Strange how this holiday weekend homecoming worked out. Even though he was gesturing at the crowd to bring more noise, Irving seemed rattled in Game 3 in front of fewer than 5,000 fans. And yet with more than 17,000 fans in the house for Game 4, Brooklyn’s point guard-turned-shooting guard came across as focus and inspired … at least until that flying bottle nearly hit him in the head.

The perpetrator couldn’t steal all of Irving’s joy, and couldn’t erase the result’s enduring message: This is why you hire Kyrie Irving to play basketball for your team. So much time is spent breaking down his flaws as a teammate, and the holes in his approach, that it’s easy to forget the reasons we cared about him in the first place.

Irving is, as Steve Nash calls him, an all-world player. The same Boston fans who hated on him used to cheer for him, and hope he could someday hang championship banner No. 18.

The relationship unraveled, but the talent remained intact.

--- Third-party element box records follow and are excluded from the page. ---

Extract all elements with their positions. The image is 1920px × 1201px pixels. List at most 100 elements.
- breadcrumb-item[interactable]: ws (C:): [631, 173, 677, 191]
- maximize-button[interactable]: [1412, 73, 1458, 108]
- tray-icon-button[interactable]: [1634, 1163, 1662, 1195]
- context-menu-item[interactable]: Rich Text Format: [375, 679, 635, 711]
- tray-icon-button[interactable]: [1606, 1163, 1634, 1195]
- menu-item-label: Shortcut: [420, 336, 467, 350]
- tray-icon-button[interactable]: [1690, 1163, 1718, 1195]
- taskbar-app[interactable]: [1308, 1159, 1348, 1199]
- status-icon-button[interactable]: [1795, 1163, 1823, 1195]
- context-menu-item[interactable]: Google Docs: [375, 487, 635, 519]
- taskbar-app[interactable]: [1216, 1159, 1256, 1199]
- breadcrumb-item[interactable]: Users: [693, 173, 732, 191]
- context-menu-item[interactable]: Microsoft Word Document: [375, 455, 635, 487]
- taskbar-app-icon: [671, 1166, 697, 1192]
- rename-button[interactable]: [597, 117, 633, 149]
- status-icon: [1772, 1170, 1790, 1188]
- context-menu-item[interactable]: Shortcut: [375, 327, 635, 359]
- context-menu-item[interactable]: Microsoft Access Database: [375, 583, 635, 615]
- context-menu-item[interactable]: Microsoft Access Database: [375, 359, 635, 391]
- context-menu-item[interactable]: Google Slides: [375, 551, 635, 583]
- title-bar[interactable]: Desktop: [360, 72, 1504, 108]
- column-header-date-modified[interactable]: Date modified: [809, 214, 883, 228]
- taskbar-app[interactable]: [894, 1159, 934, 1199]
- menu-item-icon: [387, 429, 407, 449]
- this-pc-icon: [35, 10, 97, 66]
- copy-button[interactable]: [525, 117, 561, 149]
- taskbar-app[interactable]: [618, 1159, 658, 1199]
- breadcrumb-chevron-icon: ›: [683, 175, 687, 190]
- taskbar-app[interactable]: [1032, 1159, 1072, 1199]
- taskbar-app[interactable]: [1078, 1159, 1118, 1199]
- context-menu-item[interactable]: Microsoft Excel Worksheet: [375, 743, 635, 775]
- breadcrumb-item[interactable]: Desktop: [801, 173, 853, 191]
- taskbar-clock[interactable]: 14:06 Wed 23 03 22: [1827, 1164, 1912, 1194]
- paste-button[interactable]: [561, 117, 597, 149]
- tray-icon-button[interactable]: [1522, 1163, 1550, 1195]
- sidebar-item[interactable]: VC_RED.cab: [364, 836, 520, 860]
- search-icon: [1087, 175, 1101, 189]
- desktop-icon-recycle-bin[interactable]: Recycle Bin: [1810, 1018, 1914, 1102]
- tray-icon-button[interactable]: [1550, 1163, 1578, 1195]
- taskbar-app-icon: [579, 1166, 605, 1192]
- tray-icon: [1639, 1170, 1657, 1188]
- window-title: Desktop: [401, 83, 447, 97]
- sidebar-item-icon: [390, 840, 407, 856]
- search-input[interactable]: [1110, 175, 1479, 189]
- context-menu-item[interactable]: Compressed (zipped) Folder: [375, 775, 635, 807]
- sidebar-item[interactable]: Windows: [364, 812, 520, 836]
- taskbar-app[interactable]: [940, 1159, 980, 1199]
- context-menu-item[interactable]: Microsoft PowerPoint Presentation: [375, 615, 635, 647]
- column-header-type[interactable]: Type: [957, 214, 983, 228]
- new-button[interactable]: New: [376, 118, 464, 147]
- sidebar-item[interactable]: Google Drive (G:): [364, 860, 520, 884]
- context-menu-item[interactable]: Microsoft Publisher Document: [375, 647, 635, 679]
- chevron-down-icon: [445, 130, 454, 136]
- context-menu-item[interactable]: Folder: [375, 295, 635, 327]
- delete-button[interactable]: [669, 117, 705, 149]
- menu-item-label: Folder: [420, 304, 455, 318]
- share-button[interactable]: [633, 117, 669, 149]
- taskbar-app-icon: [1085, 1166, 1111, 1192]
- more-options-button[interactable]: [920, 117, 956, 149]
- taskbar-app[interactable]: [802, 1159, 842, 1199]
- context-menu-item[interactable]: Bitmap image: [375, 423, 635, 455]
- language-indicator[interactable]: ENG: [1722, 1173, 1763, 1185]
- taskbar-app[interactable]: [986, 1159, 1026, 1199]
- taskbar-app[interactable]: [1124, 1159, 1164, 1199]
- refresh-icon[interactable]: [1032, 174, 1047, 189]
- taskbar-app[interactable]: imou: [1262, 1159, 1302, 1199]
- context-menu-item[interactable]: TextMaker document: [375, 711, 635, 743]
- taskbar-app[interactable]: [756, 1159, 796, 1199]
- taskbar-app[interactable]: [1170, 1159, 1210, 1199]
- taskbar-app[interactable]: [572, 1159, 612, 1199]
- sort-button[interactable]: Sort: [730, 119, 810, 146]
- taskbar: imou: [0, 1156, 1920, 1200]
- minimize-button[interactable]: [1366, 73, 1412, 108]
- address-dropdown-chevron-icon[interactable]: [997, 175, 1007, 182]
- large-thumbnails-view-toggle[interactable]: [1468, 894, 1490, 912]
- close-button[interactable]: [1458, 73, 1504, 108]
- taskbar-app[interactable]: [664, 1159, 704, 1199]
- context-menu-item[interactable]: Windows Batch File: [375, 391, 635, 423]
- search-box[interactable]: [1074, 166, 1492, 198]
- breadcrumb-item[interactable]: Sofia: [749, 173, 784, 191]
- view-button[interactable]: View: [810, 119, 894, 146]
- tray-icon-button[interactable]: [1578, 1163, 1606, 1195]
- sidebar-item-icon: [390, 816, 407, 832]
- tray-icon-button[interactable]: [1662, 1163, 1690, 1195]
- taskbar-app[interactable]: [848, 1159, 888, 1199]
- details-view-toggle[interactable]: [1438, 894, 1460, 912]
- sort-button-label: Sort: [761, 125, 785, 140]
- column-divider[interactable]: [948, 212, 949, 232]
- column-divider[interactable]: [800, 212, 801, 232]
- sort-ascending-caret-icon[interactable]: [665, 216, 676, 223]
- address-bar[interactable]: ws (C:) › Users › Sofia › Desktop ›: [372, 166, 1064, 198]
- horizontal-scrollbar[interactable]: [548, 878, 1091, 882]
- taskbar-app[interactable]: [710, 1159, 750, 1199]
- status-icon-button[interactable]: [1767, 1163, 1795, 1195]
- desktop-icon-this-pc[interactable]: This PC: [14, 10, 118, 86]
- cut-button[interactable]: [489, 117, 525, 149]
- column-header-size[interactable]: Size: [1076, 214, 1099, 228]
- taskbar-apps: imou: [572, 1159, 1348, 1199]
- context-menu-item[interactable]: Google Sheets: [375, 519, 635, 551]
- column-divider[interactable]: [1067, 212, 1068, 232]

Irving arrived in Brooklyn as a point guard who proved that he could not only win a championship (albeit with an all-time great at his side), but that he could also win a championship by sinking the biggest of Game 7 shots. Sometimes high-maintenance players are worth the maintenance.

Irving had 12 points at the end of the first quarter, 23 at the half, and 31 points and nine rebounds after three quarters Sunday.

“When Ky’s aggressive like that,” said James Harden, good for an absurd 18 assists, “nobody can guard him.”

In the middle of the third, Irving showed off the athleticism he rarely shows — swooping in for a put-back dunk off a Blake Griffin miss. Near the end of that quarter, he showed off some postseason competitiveness you like to see — refusing to help an opponent (Grant Williams) whose outstretched hands signaled that he expected to be lifted off the floor. Bill Russell, Larry Bird, and Red Auerbach would have approved.

In the game’s closing minutes, Irving swooped in again to tap in a Harden miss off the glass with his left hand. He was a whirling dervish for 41 minutes, and when he was done for the night, Irving stood with Kevin Durant near the bench. Durant had scored 42. The two of them were pointing at a stat sheet like giddy high school kids.

“I had a good feeling about him tonight,” Nash said of Irving, “and he was outstanding. I just loved his will.”

Nash gave his man a warm hug before he headed for the tunnel. Then came the bottle, and the commotion, and the condemnation. Now you know why Kyrie Irving felt the way he did about his return to Boston.

And now you remember why the Celtics traded for him in the first place.